It’s in the Bag

by jenn on August 31, 2008

in Business,Entrepreneurship

I am a Butler Bag fan!  I just got mine the other week and am loving it.

And I love when everyday things come with important lessons.

First off, though, let’s talk about this awesome bag!  With it’s seven compartments, I’m able to store and (most importantly) retrieve all my necessities when I’m on the go.  There’s a spot for my keys, my pens and little notebook that I carry around with me for when inspiration strikes, my business cards, my phone, my camera, a book and my water bottle.  My odd-size brochures even fit perfectly in the side pocket!

I discovered that despite having a great organizing tool, if I still carry too much crap with me, I won’t be able to find what I’m looking for.  What a wonderful metaphor for life.  I went to a workshop last weekend and loaded my bag with lots of additional goodies.  I was overwhelmed by all my stuff and found myself doing the old diggin’ in the purse thing again literally and figuratively.
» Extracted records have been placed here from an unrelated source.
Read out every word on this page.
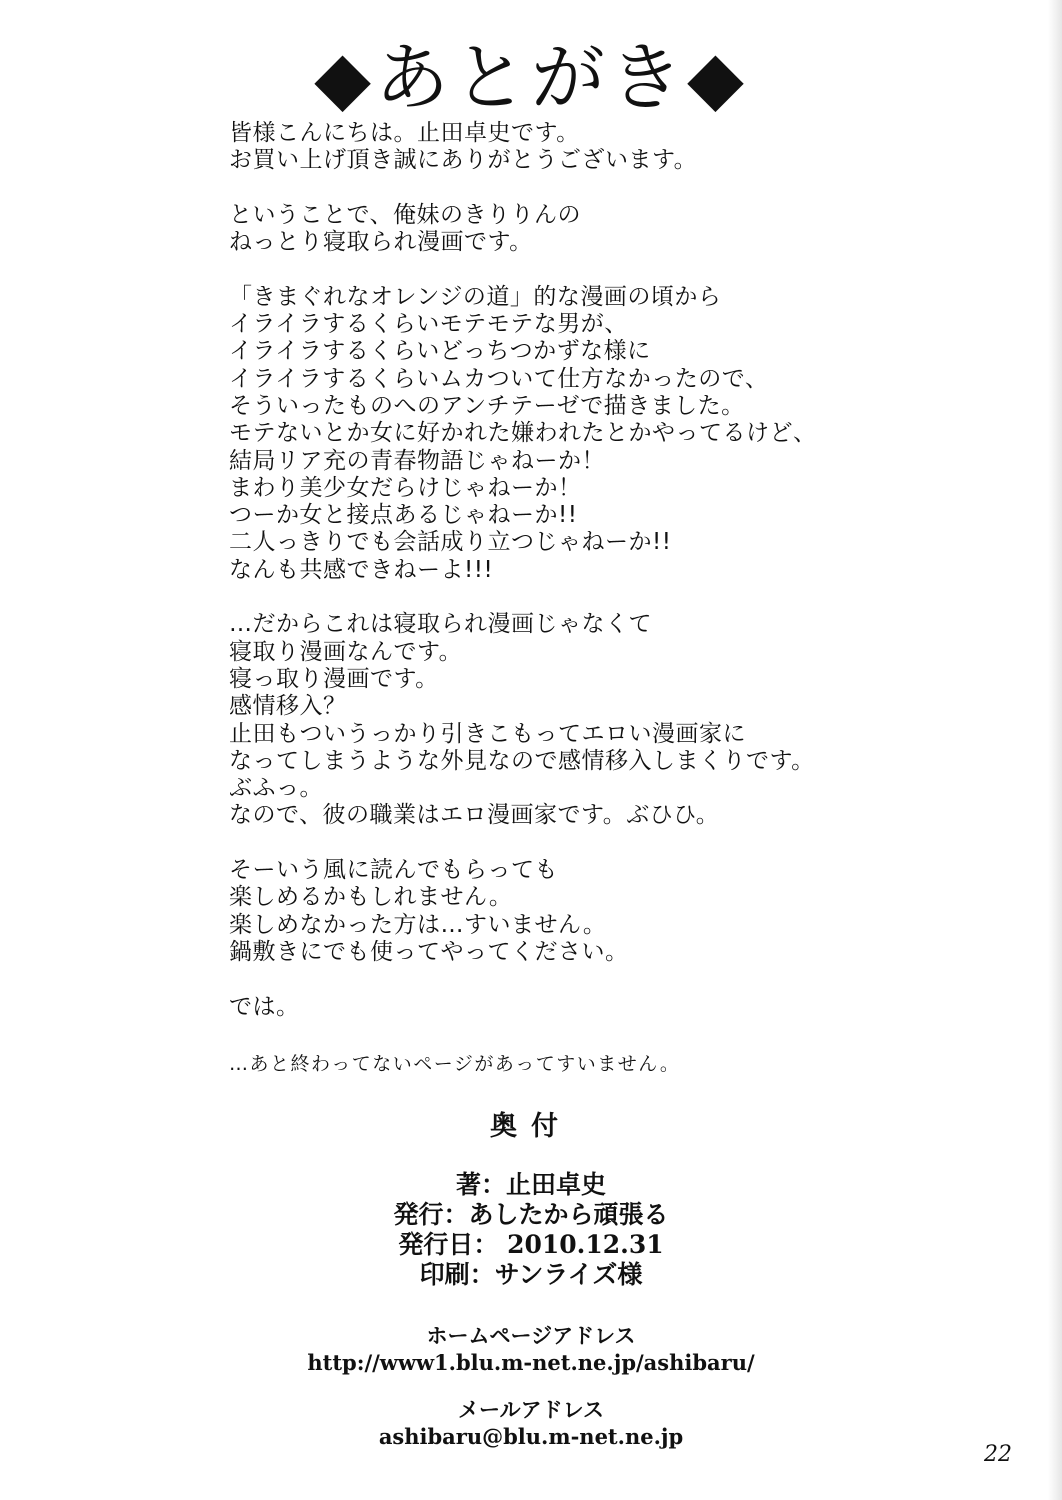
◆あとがき◆
皆様こんにちは。止田卓史です。
お買い上げ頂き誠にありがとうございます。
ということで、俺妹のきりりんの
ねっとり寝取られ漫画です。
「きまぐれなオレンジの道」的な漫画の頃から
イライラするくらいモテモテな男が、
イライラするくらいどっちつかずな様に
イライラするくらいムカついて仕方なかったので、
そういったものへのアンチテーゼで描きました。
モテないとか女に好かれた嫌われたとかやってるけど、
結局リア充の青春物語じゃねーか！
まわり美少女だらけじゃねーか！
つーか女と接点あるじゃねーか!!
二人っきりでも会話成り立つじゃねーか!!
なんも共感できねーよ!!!
…だからこれは寝取られ漫画じゃなくて
寝取り漫画なんです。
寝っ取り漫画です。
感情移入？
止田もついうっかり引きこもってエロい漫画家に
なってしまうような外見なので感情移入しまくりです。
ぶふっ。
なので、彼の職業はエロ漫画家です。ぶひひ。
そーいう風に読んでもらっても
楽しめるかもしれません。
楽しめなかった方は…すいません。
鍋敷きにでも使ってやってください。
では。
…あと終わってないページがあってすいません。
奥付
著：止田卓史
発行：あしたから頑張る
発行日： 2010.12.31
印刷：サンライズ様
ホームページアドレス
http://www1.blu.m-net.ne.jp/ashibaru/
メールアドレス
ashibaru@blu.m-net.ne.jp
22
In the workshop, I found myself getting antsy, feeling like I had more to-do’s to take care of but couldn’t while I was there.  I had piled on just one too many things on my already full life.  I thought about the Yamas and Niyamas.  I thought about saucha (cleanliness) and staya (truthfulness).  I thought about the Four-Fold Way (which we just covered in the class):

  1. Show up
  2. Pay attention to what has heart and meaning
  3. Tell your truth without blame or judgment
  4. Be open to the outcome

So, to honor having order and purity in my life and to practice speaking my truth, I made the difficult choice to not continue with this class.  I was almost going to just not go the second day, and then I was reminded of the first step in the Four-Fold Way.  Show up.  Once there, I let the other steps guide me.  I noticed what had heart and meaning for me – the delight in knowing that I’m on my way with developing my creative products, meaningful connections with like-minded people and the plethora of opportunities that seem possible on a beautiful, clear day.  The hardest step for me was to speak my truth and to do so without blame or judgment.  And yet, by simply naming where I was at, I was met with understanding and total support.  What a relief to know that by staying true to myself, I was still able to maintain valuable relationships and take away valuable learning.  I couldn’t have asked for a better outcome!

My big lessons in this are to honor what is true to me, to focus on those key things and to be willing to eliminate distractions.

What can you do to lighten your load?  And how can you practice the Four-Fold way in your life right now?